正直、3人+バイトの4人であれば、山手線の外の10万円の部屋で十分。いや、むしろ、オフィスなんて持たず、各人が家でやればいい。なぜ、オフィスに40万円もかけるのがバカらしいかというと、飲食店のように立地が重要な業態以外では、家賃は何も生み出してくれないんだよ。だが、外注先に40万円かけたら、それは100万円に化けてくれるんだ。

いえいえ、クリエイティブな環境だからこそ、クリエイティブなことができるんです、なんてお前は言うかもしれないが、そんなこたぁない。それは儲かっている時に言えることで、いきなり最初からそれを言うのは違うぞ。どこで仕事をしようが、まともなヤツは結果を出す。

起業するということは、リスクも背負うわけだから、最初はいかにそれを最小限にするか、ということを考えた方がいい。そして、もう一つ考えるべきことは「いつ会社を畳むか」ということだ。オレなんて、今はそれしか考えていねぇぞ。オレの会社は大学の同級生と2人でやってるんだけど、そいつにはいつもこう言っている。

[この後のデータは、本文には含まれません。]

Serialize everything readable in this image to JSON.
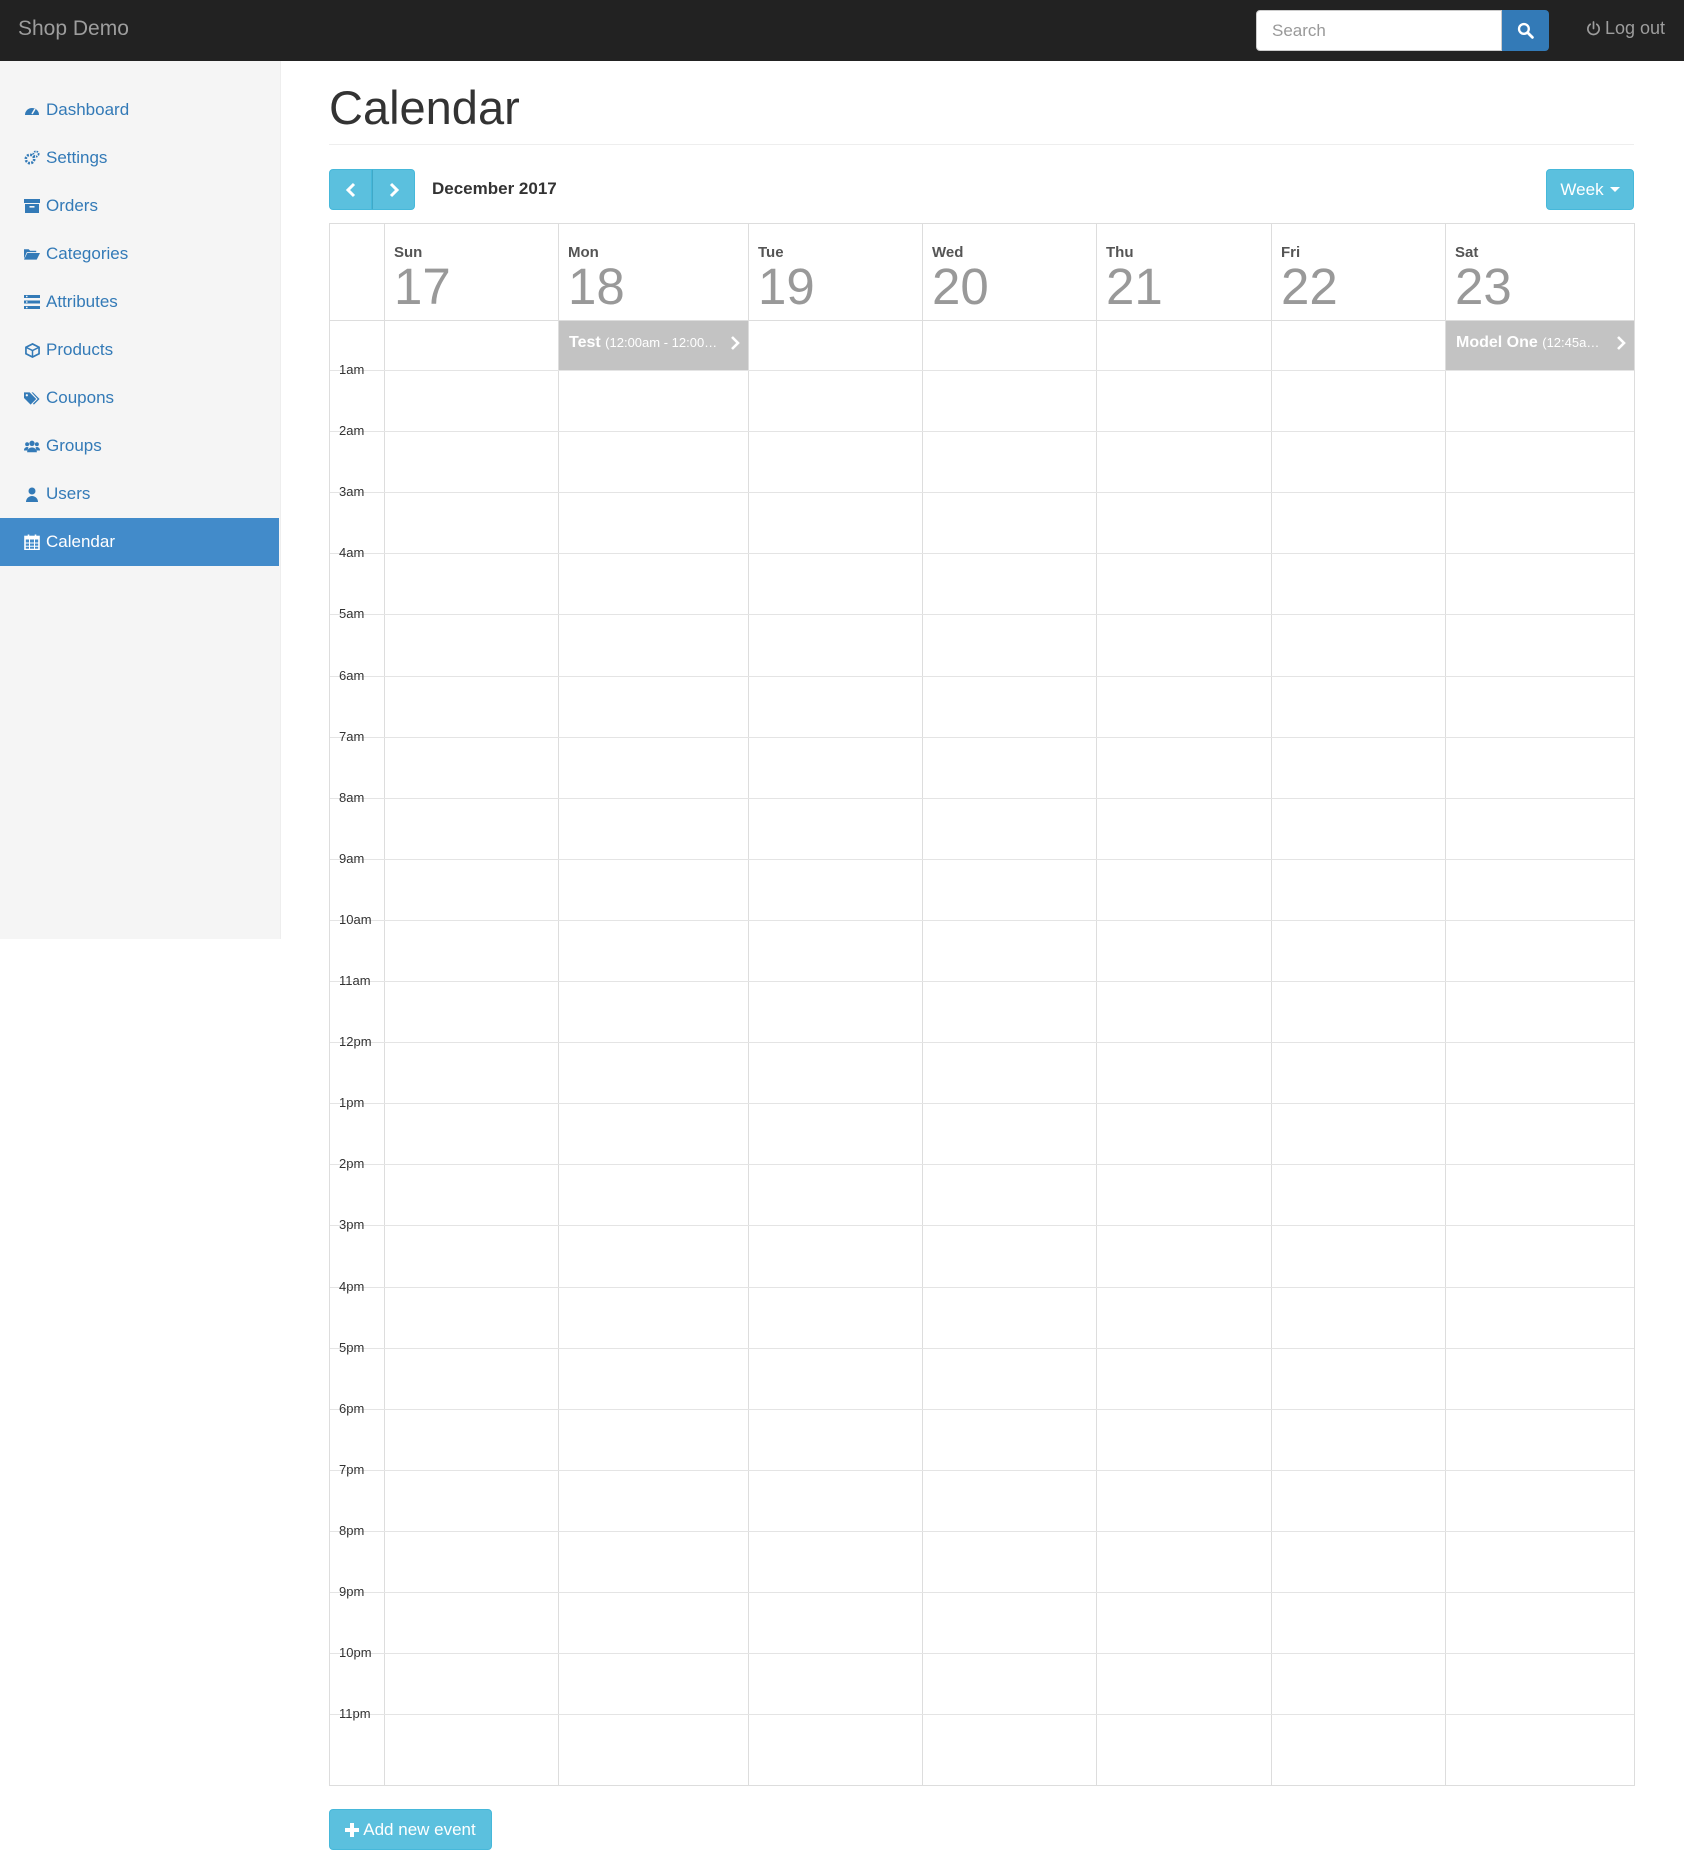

オレは気まぐれだからいつ会社を辞めるか分からん。アンタは一人でも生きていけるほどしたたかな人間だと思うが、その時はまぁ、なんとか人生頑張ってくれ。

彼女は「当たり前じゃん。私は驚いたりしないし大丈夫だよ」と言ってくれているが、これが起業にあたっては重要なんだ。調子が良くなることよりも、終わってしまった時のことを考えておいた方がいい。その時に借金があるかないかでは大違いだ。借金があると、再起を図るのもタイヘンだ。それに、外注先を含めた「人間」に対してカネを出しておけば、会社を畳んだ後も、その人たちから仕事をもらえるかもしれない。

オフィスや家具やPCにいくらカネを使おうが、それらは会社を畳んだ後のお前を助けてはくれない。せいぜいオークションで5分の1のカネで買い叩かれるくらいだろう。

というわけで、後ろ向きに聞こえたかもしれないが、仕事を受注するのは結構大変なことなんだ。借金をしてしまうと心もすさむし、借金を返すための仕事しかできなくなる。だから、最初は身軽にしておけよ。